Lilian Calmejane : « J’étais à ma place ici »

Crédit photo Nicolas Mabyle / DirectVelo

Crédit photo Nicolas Mabyle / DirectVelo

Pouvait-il en être autrement ? Samedi et dimanche dernier se tenait dans le Tarn le deuxième des trois week-ends de Coupe de France de cyclo-cross, à Albi. Originaire de la ville, très attaché à son club formateur, l’Albi VS, et lié au comité d’organisation au sein duquel se trouvent ses parents, Lilian Calmejane ne pouvait pas imaginer assister à l'événement sans enfourcher sa machine. Respectivement 12e puis 9e chez les Élites, le coureur d’Intermarché-Circus-Wanty a échangé avec DirectVelo après l’arrivée de la seconde épreuve. 

DirectVelo : Venir ici ce week-end était une évidence pour toi !
Lilian Calmejane : Ah oui ! C’était à la maison. Même si je n’affiche pas une très bonne condition comme je suis en reprise, je suis obligé de venir. C’est mon club formateur. Albi, c’est ma ville, je suis né ici et j’habite ici. Mes parents sont dans l’organisation. Je ne vais pas citer tous les arguments mais j’étais à ma place ici, peu importe le résultat ou la finalité. Le but est aussi de faire des efforts.
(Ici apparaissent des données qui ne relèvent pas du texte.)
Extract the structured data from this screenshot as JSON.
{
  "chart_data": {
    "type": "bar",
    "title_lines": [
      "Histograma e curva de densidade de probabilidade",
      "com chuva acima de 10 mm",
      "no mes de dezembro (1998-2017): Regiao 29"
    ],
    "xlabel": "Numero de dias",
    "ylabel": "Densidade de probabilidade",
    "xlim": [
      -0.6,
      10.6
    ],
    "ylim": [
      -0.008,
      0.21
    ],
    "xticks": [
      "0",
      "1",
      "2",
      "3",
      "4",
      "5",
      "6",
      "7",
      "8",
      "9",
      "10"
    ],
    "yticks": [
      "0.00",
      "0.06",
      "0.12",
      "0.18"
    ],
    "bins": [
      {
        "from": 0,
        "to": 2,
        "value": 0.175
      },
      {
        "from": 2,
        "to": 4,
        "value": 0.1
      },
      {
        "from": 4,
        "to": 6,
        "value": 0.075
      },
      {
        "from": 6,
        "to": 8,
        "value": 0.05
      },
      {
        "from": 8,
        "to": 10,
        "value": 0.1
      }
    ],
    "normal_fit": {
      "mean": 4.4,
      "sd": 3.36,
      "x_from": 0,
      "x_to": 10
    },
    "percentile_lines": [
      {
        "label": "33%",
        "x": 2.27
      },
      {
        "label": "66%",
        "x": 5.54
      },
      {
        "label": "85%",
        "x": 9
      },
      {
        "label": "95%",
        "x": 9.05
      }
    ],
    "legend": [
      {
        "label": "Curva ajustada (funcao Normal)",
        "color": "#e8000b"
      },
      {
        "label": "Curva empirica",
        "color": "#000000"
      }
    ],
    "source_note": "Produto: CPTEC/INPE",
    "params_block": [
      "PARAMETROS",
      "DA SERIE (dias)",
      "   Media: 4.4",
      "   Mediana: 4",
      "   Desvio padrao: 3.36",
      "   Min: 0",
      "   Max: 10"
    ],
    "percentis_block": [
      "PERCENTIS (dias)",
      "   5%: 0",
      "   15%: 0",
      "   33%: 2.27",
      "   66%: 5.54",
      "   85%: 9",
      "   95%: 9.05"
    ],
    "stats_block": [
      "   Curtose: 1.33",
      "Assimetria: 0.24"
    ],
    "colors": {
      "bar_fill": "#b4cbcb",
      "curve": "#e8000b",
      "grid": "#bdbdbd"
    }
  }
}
« J’AI TOUJOURS AIMÉ EN FAIRE »

Tu n’as, de toute façon, jamais totalement abandonné la discipline du cyclo-cross…
Ce sont mes premiers amours, j’ai toujours aimé en faire. Je prends quand même de moins en moins de plaisir sur les cross parce que ma place, sur un niveau comme celui de ce week-end, devrait être dans le Top 5. Mais techniquement, quand on ne touche pas à ces vélos de cross… Le cross, on sait que c’est le physique mais aussi la technique. Déjà, quand j’étais jeune, je n’étais pas le meilleur techniquement, alors avec les années et sans la pratique, j’ai trop de lacunes…

Et on t’imagine en reprise !
Je ne vais pas faire le routier qui dit qu’il fait une coupure d’un mois et demi. En réalité, j’ai fait un petit break d’une grosse quinzaine de jours et j’ai repris il y a dix jours. Je ne suis pas non plus à une condition zéro, mais c’est sûr que je suis loin d’avoir mes jambes habituelles.

« LES SAISONS SONT DÉJÀ ASSEZ LONGUES »

Ces dernières années, tu as parfois participé au Championnat de France de cyclo-cross. Va-t-on te revoir dans les labourés cet hiver ?
Sur la route, j’ai vraiment des ambitions sur le début de saison. Je vais commencer en Australie. Je partirai donc là-bas dès le 5 janvier. En décembre, j’aurai deux semaines de stage avec l’équipe en Espagne, donc ça ne laisse pas beaucoup de places à des échéances. J’aurais vraiment aimé faire une autre Coupe de France. Mais Flamanville est vraiment trop loin… Dans l’absolu, je pourrais y aller en avion mais pour emmener les vélos, c’est autre chose. Je n’ai pas envie d’imposer ça à ma famille. Les saisons sont déjà assez longues. Mais franchement, j’avoue que j’aurais bien aimé. En Coupe de France, le niveau est assez bon, il y a toujours des mecs avec lesquels se fritter. Du coup, ça me pousse dans mes retranchements. En tout cas, j’ai apprécié le week-end.

Tu l’as dit, c’était aussi un week-end important pour tes proches puisque tes parents faisaient partie du comité d’organisation…
J’ai tendu l’oreille, j’ai entendu quelques petites doléances. On peut quand même souligner le travail immense de l’organisation. Un circuit permanent, c’est une première en France. Il y a eu un super travail de l’Albi VS avec très peu de bénévoles et de gens qui ont œuvré. La mairie a mis en place une infrastructure et un site qui est exceptionnel. Certes, le parking n’était pas parfait, les gens devaient se garer loin… Ce sont des petits trucs… Il faut passer outre et plutôt souligner le travail qui a été fait. S’il y avait ne serait-ce que cinq parcours comme celui-là en France, ce ne serait quand même pas la Belgique mais on serait encore plus à haut niveau.